GH deficiency occurs when the pituitary does not make enough GH and can happen at any age. A child shorter than others of similar age and gender may be GH deficient. GH deficiency in adulthood may lead to increased body fat and elevated blood sugar level. These deficiencies may be caused by genetic mutations or pituitary damage.

Gigantism occurs when too much GH is released by the pituitary prior to puberty. Excessive GH causes abnormal tallness.  If the condition is untreated, the person will continue to grow.

Acromegaly occurs when excessive GH is released by the pituitary.  Adults will not grow taller but may notice shoes or rings no longer fit because bones in the hands and feet increase in diameter.  A pituitary tumor, or adenoma, may be responsible for excessive GH. Acromegaly may take years to be properly identified as symptoms develop over time.  If left untreated, the person’s lifespan may be shortened.

The first indication of a GH disorder may occur when a child starts school and is surrounded by others of similar age and gender that are shorter or taller. During a healthcare visit, height is measured and plotted on a growth chart. If the child is shorter or taller than expected, testing may be ordered.

GH levels are typically highest during sleep and after meals in healthy people.  A single GH measurement is rarely useful due to variability in a 24-hour period. Multiple samples at different time points are required to determine GH changes to aid the clinician in making a correct diagnosis.

IGF-I is a hormone produced primarily by the liver in response to GH to promote bone and tissue growth.  IGF-I levels are more consistent throughout the day than GH, making IGF-I the best measure of GH status.

To measure IGF-I, a small amount of blood is collected and processed to give serum or plasma.   Either can be used in an IGF-I immunoassay.  IGF-I immunoassays use antibodies that specifically and selectively bind IGF-I.  There are different ways of quantifying IGF-I.  The first IGF-I immunoassays used radioactivity, called radioimmunoassays.  The next immunoassays used colorimetric determinations, known as enzyme immunoassays. The intensity of color in the sample rather than the amount of radioactivity was measured. The third generation of immunoassays use luminescence (light generation) to measure IGF-I presence and are named chemiluminescence immunoassays.  All are still used today.

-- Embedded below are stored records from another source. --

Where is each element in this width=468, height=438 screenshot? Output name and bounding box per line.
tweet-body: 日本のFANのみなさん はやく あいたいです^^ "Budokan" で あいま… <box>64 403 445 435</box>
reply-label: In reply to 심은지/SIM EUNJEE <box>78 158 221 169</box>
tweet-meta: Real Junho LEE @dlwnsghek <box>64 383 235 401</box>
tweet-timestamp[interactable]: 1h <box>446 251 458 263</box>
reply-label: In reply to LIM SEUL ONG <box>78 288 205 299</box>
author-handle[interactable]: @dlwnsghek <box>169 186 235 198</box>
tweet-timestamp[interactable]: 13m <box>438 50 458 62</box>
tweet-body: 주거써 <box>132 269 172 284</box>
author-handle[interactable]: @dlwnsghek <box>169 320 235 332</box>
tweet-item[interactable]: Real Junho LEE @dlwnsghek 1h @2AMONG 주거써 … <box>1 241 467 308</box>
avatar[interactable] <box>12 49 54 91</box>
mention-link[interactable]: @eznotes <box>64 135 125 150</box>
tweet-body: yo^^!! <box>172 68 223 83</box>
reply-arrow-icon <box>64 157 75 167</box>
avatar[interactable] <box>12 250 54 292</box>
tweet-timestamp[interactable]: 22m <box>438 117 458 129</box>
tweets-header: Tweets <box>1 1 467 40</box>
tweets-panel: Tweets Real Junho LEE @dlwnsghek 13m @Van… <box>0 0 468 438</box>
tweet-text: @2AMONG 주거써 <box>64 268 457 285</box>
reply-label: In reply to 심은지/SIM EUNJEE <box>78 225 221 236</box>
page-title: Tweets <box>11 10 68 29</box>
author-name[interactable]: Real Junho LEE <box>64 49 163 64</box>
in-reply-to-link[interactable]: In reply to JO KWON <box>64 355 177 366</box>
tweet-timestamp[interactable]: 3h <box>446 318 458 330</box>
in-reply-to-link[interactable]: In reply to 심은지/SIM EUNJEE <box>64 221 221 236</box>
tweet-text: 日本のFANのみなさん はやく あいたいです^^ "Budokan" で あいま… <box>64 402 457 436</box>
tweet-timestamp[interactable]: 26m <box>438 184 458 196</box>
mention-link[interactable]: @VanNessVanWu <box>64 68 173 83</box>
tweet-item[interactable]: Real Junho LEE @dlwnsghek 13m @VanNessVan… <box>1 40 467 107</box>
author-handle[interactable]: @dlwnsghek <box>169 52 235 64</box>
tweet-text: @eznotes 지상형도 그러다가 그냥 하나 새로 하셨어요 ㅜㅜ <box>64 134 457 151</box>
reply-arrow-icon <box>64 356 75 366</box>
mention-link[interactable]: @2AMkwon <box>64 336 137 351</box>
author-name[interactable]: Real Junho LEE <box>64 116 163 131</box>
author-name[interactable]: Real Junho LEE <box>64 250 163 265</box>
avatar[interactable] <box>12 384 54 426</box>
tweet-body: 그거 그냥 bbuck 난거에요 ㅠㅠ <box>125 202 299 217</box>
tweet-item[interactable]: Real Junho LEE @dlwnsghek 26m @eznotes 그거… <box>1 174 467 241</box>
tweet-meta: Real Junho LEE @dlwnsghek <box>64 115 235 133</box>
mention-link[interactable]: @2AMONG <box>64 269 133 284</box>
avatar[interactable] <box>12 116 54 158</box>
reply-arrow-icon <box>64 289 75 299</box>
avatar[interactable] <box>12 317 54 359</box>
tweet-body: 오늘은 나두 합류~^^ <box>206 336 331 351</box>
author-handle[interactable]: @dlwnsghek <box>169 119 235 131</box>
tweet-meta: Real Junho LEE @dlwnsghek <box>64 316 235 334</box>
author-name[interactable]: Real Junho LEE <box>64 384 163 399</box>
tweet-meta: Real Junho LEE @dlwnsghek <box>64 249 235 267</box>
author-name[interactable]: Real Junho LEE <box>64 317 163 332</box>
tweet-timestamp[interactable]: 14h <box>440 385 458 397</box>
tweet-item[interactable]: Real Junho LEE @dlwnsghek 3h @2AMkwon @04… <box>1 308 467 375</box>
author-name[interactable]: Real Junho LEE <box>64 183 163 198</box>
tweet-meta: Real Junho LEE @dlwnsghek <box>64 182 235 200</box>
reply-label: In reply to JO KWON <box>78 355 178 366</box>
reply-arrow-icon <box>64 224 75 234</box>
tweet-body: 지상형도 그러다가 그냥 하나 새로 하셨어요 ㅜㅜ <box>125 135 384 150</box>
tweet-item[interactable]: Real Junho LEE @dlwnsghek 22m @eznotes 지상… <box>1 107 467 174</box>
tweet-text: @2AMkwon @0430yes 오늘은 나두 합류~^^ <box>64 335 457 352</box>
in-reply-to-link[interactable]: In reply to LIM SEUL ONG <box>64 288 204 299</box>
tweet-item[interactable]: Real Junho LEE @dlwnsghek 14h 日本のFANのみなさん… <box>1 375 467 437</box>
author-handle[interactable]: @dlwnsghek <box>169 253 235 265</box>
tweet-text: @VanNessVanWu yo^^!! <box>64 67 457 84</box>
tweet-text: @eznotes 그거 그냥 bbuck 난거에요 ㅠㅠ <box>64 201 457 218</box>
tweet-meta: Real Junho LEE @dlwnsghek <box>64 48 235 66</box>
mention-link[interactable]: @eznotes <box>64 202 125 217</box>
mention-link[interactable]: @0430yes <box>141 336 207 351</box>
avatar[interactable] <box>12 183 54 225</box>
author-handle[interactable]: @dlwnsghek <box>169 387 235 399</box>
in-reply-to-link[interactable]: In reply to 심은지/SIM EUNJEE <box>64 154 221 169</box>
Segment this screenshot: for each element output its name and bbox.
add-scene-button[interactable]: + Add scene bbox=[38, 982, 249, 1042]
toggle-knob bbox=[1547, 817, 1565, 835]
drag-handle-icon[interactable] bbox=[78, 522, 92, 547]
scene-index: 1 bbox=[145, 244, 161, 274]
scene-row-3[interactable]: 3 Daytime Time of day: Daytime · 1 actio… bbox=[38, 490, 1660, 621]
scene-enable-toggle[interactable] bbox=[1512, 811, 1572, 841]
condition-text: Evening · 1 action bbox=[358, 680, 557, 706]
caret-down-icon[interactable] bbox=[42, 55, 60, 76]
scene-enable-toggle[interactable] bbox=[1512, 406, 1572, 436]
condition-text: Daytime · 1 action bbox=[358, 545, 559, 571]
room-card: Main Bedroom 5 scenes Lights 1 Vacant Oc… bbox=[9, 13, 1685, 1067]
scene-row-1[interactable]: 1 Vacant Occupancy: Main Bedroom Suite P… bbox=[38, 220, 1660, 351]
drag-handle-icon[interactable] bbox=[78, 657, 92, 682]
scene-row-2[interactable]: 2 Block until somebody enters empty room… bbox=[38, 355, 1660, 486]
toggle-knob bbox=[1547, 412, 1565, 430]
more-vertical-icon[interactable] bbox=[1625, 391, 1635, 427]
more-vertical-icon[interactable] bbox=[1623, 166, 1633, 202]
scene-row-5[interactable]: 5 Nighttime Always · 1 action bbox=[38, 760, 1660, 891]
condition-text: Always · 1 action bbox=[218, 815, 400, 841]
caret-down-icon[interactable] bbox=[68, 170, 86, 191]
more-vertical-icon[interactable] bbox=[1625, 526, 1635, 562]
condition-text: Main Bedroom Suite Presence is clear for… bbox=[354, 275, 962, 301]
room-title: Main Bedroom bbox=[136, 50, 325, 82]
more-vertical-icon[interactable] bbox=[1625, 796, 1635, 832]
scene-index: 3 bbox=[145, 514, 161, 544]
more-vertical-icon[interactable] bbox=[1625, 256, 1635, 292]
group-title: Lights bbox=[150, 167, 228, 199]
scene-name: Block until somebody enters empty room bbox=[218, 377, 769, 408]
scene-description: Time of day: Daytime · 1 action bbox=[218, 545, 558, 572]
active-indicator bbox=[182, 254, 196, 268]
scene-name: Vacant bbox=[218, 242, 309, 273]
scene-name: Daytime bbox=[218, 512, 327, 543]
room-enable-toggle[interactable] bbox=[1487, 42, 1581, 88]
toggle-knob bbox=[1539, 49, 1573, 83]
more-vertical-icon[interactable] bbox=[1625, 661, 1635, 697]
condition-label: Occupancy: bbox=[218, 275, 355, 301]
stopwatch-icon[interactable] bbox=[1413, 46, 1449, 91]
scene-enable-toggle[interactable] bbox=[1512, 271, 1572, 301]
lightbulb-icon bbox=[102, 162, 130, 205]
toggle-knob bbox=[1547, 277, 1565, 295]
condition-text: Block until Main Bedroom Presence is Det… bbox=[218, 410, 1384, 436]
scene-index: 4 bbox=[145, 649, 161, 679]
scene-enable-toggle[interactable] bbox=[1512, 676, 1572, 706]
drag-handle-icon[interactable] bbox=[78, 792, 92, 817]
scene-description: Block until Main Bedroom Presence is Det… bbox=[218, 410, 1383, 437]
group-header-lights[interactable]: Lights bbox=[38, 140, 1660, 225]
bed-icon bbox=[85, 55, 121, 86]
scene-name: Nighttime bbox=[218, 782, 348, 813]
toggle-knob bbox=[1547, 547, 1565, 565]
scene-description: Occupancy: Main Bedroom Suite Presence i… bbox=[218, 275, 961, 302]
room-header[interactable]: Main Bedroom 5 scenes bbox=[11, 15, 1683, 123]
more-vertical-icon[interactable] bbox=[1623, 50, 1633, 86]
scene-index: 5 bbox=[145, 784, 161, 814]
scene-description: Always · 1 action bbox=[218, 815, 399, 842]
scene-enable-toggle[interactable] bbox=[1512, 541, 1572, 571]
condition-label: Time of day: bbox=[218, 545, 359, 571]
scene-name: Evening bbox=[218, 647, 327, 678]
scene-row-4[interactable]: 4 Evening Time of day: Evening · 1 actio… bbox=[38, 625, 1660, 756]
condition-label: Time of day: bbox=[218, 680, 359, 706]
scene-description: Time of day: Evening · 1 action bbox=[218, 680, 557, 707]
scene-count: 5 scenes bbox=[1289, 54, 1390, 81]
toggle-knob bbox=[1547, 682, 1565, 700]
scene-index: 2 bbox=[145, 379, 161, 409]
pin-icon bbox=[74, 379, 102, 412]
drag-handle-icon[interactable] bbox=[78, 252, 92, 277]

Immunoassay results are compared with values from age and gender-matched reference ranges to determine if IGF-I level is low, normal or high. Low IGF-I may indicate growth hormone deficiency. High IGF-I may result from excess growth hormone.  More testing may be required to determine  appropriate treatment.

A sample that is collected or stored improperly may cause inaccurate IGF-I result. Some people have antibodies or other compounds in their blood that cause interferences.

IGF-I circulates bound to insulin-like growth factor binding protein (IGFBP). IGF-I is separated from IGFBP to get an accurate measurement.  The gold standard is acid chromatography.  The serum or plasma is added to an acidic sizing column. Larger compounds (IGFBP-3) move more quickly than smaller ones (IGF-I).  IGF-I is about a fifth of the mass of IGFBP-3.  Acid column chromatography is very tedious and cannot be used for many samples at a time. Most assays now use acidification pretreatment (separate IGF-I from IGFBP) followed by IGF-II addition. IGF-II binds IGFBP when the sample pH is neutralized prior to immunoassay leaving IGF-I free for measurement without interference from IGFBP or IGF-II.

IGF-I levels rise until puberty and then decline with increasing age.  As values from a sample are compared to age and gender-matched individuals, it is essential that reference intervals be appropriate to determine “normal” from low or high values.

Children go through puberty at different ages.  This makes it difficult to know if an IGF-I level is low, normal, or high.  The clinician determines the child’s physiological age (Tanner Stage) based on physical characteristics to compare IGF-I level with children of the same gender and Tanner Stage.

There is much to be learned about IGF-I as IGF-I has many functions in the body.  These are interesting areas that will keep researchers busy making new discoveries about how hormones function for years to come.